Dublin, Republic of Ireland – “Campaign fatigue” is behind the seeming lack of opposition to Friday’s divorce referendum in the Republic of Ireland, according to a leading campaigner.
Seamas de Barra is treasurer for the Alliance for the Defence of the Family and Marriage. “I think it’s largely campaign fatigue from the abortion referendum,” he told Al Jazeera, referring to the lack of debate around the vote compared with last year’s vote on legalising abortion.
Friday’s referendum is being held at the same time as local and European elections in Ireland, and voters are being asked to make two changes to the constitution with regards to divorce. The first is to remove the required separation period before being granted a divorce as enshrined in the Constitution, and the second is to allow for the recognition of foreign divorces.
As the law currently stands, couples seeking a divorce must be living separately for four of the past five years. If this requirement is removed from the constitution, the government plans to introduce legislation reducing the separation period to two years.
Changing the constitution would also allow the government to legislate for the recognition of foreign divorces. Currently, divorces in some jurisdictions are not recognised by the Irish state, which prevents some individuals from remarrying in Ireland while their former spouse is still alive.
Strong ‘yes’ campaign
All political parties in the Irish Houses of Parliament, known as the Oireachtas, are calling for a “yes” vote in the referendum.
Fine Gael, the party in charge of the current minority Government, are campaigning under the slogan Help Reduce Emotional Distress.
The sentiment is echoed by Orla O’Connor, director of the National Women’s Council of Ireland. She also referenced the need for an easier divorce process for those trapped in abusive relationships.
“By voting ‘yes’, we can create a more compassionate process for families,” she told Al Jazeera. “Divorce can also be really important for women leaving an abusive relationship. A shorter divorce process means women will be able to better protect themselves and their children from long term abuse from their former partner.”
Nobody enters into a marriage expecting to get divorced, she said, but relationships can change over time. “A ‘yes’ vote on May 24 means we can create greater certainty and clarity for these families and ease some of the harmful restrictions that are in place,” she added.
“The constitution is not the right place to deal with complex personal relationships.”

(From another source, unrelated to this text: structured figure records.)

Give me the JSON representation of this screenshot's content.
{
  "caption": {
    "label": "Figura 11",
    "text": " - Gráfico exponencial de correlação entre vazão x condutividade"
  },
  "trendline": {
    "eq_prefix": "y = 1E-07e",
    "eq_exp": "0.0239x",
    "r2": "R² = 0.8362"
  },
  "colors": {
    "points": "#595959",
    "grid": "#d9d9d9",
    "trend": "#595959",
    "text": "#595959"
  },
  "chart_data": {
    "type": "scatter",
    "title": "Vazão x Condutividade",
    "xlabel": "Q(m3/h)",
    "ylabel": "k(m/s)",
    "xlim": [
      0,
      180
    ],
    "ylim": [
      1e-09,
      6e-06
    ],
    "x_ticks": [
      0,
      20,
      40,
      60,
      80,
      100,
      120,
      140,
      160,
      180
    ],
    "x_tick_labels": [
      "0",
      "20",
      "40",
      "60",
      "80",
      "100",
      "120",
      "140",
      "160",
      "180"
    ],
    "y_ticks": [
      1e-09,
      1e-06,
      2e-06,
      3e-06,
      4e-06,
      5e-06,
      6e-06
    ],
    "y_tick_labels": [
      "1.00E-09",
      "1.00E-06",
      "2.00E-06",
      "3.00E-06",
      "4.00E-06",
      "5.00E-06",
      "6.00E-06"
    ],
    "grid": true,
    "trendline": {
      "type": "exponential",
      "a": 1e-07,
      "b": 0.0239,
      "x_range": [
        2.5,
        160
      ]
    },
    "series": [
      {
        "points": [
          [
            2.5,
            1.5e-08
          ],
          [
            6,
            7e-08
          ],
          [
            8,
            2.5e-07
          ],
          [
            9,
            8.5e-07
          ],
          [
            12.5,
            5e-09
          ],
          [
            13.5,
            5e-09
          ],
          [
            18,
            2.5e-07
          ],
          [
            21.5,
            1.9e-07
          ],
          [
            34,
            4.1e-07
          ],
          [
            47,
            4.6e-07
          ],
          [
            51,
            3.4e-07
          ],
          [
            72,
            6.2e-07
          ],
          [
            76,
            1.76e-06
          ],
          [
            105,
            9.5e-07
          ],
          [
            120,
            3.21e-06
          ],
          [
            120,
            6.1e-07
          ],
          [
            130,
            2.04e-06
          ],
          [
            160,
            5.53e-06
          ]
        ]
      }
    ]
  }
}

But according to de Barra, a “yes” vote will allow couples to give up “too quickly” on their marriages, which he says could be harmful to any children involved.
“Most divorces do not arise from severe marital conflicts,” he said. “The children of low-conflict divorce suffer very much in the long term.” He said he believes divorce was acceptable in abusive relationships.
His Alliance for the Defence of the Family and Marriage is one of the only groups campaigning for a “no” vote in Friday’s referendum. While other conservative groups such as the Iona Institute, a Roman Catholic advocacy group, are also calling for a “no” vote, they are not actively campaigning.
In a press release on Tuesday, the institute’s director, David Quinn, called on the government to “immediately commission research into why couples divorce or separate, how this affects children, and what can be done to prevent divorce or separation in the first place.”
Friday’s vote marks the fourth referendum in Ireland since 2015, following votes that legalised same-sex marriage and abortion, and removed the crime of blasphemy from the Constitution. It also marks the third time the Irish public will vote on divorce, after referendums to legalise the practice in 1986 and 1995.
The 1986 referendum on legalising divorce was defeated, with 63.5 percent of the population voting against. The 1995 referendum passed by a slim majority, with 50.3 percent of voters in favour of legalisation.